Tuning
KNN Convergence
Updating with a KNN method (TopKDiscreteUpdate, TopKContinuousUpdate) can result in slow convergence. This is because your effective step size is constrained by the maximum distance between your query and your query results.
For example, if you are querying a dense embedding space and returning the 10 nearest embeddings, the distance between your query embedding and result embeddings will be quite small. Running a KNN-style update on close embeddings results in small update steps.
This can be fixed by returning a larger number of query results. As a downsize, this requires more compute from your Filter and Score steps. If this is prohibitive, consider another update method
RL Update Divergence
When using a gradient based update method (RLUpdate), you may observe a failure mode where your query embeddings overshoot your embedding space. This can be detected by monitoring distances between queries and query results. This is a sign that your RL learning rate is too high, or your RL distance penalty is too low. It may also be worth implementing an RL Update method using more sophisticated optimization algorithms or learning rate schedules.

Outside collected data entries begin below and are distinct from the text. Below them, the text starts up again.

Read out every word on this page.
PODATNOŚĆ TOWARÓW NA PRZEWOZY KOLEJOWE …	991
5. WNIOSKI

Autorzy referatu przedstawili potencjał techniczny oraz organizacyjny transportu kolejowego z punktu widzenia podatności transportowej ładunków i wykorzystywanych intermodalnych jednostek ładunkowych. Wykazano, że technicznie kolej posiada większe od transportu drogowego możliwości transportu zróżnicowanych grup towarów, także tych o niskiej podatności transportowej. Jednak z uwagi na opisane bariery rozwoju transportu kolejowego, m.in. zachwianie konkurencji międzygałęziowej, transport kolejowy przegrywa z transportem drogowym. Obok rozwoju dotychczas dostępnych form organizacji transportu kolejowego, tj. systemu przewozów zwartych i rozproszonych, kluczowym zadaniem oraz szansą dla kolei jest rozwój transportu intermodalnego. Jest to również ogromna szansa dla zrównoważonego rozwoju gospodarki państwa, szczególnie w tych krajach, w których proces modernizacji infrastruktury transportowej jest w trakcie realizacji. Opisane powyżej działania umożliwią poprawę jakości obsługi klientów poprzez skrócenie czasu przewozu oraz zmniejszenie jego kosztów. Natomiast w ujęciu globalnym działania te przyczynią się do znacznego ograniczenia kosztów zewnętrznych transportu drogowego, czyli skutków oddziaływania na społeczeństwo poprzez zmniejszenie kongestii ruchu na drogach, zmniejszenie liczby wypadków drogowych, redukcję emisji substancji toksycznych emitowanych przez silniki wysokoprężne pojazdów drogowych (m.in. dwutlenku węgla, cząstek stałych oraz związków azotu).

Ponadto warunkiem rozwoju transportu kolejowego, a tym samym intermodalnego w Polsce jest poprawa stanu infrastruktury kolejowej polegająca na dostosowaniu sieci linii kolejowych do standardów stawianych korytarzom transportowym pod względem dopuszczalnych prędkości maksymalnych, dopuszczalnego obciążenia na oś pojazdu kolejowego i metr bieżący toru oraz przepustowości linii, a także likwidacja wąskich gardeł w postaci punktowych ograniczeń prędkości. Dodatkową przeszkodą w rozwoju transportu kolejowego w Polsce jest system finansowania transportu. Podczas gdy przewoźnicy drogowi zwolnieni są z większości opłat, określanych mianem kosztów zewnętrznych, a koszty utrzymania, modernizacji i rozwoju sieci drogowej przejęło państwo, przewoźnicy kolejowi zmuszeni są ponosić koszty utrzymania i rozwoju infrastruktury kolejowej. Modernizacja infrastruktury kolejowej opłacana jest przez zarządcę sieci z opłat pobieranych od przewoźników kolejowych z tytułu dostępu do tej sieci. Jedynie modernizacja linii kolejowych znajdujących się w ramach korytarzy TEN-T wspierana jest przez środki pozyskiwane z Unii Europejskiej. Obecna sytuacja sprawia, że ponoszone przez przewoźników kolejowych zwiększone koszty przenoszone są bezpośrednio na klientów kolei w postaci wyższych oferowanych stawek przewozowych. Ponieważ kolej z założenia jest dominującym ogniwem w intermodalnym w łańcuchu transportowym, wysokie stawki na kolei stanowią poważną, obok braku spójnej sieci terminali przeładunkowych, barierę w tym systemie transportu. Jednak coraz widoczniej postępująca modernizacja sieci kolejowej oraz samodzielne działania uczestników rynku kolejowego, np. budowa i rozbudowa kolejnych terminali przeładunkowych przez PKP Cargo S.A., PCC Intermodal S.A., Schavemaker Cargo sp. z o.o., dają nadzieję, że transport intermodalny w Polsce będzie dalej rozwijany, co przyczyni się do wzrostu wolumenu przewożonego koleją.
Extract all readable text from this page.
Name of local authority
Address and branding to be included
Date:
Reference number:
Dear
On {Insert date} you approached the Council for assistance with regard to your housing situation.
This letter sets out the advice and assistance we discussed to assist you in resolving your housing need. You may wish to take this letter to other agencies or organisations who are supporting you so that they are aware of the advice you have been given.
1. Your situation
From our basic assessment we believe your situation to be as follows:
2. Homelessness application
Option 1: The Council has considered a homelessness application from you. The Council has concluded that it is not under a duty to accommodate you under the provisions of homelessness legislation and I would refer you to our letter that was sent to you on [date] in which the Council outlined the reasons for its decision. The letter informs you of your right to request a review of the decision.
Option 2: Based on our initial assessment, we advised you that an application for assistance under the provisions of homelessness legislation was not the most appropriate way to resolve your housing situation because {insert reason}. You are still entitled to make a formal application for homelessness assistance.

Best of Both Worlds: Grad Queries with KNN Updates
The above problems with KNN updates and RL updates can be simultaneously remedied using gradient queries (see UpdatePluginGradientWrapper and DataPluginGradWrapper). With this setup, we use a score gradient to generate multiple queries, but update with a KNN method.
This allows us to be very aggressive with our gradient query, sweeping a large range of learning rates and intentionally overshooting our embedding space. The KNN update then ensures that our new queries are pulled back into the embedding space.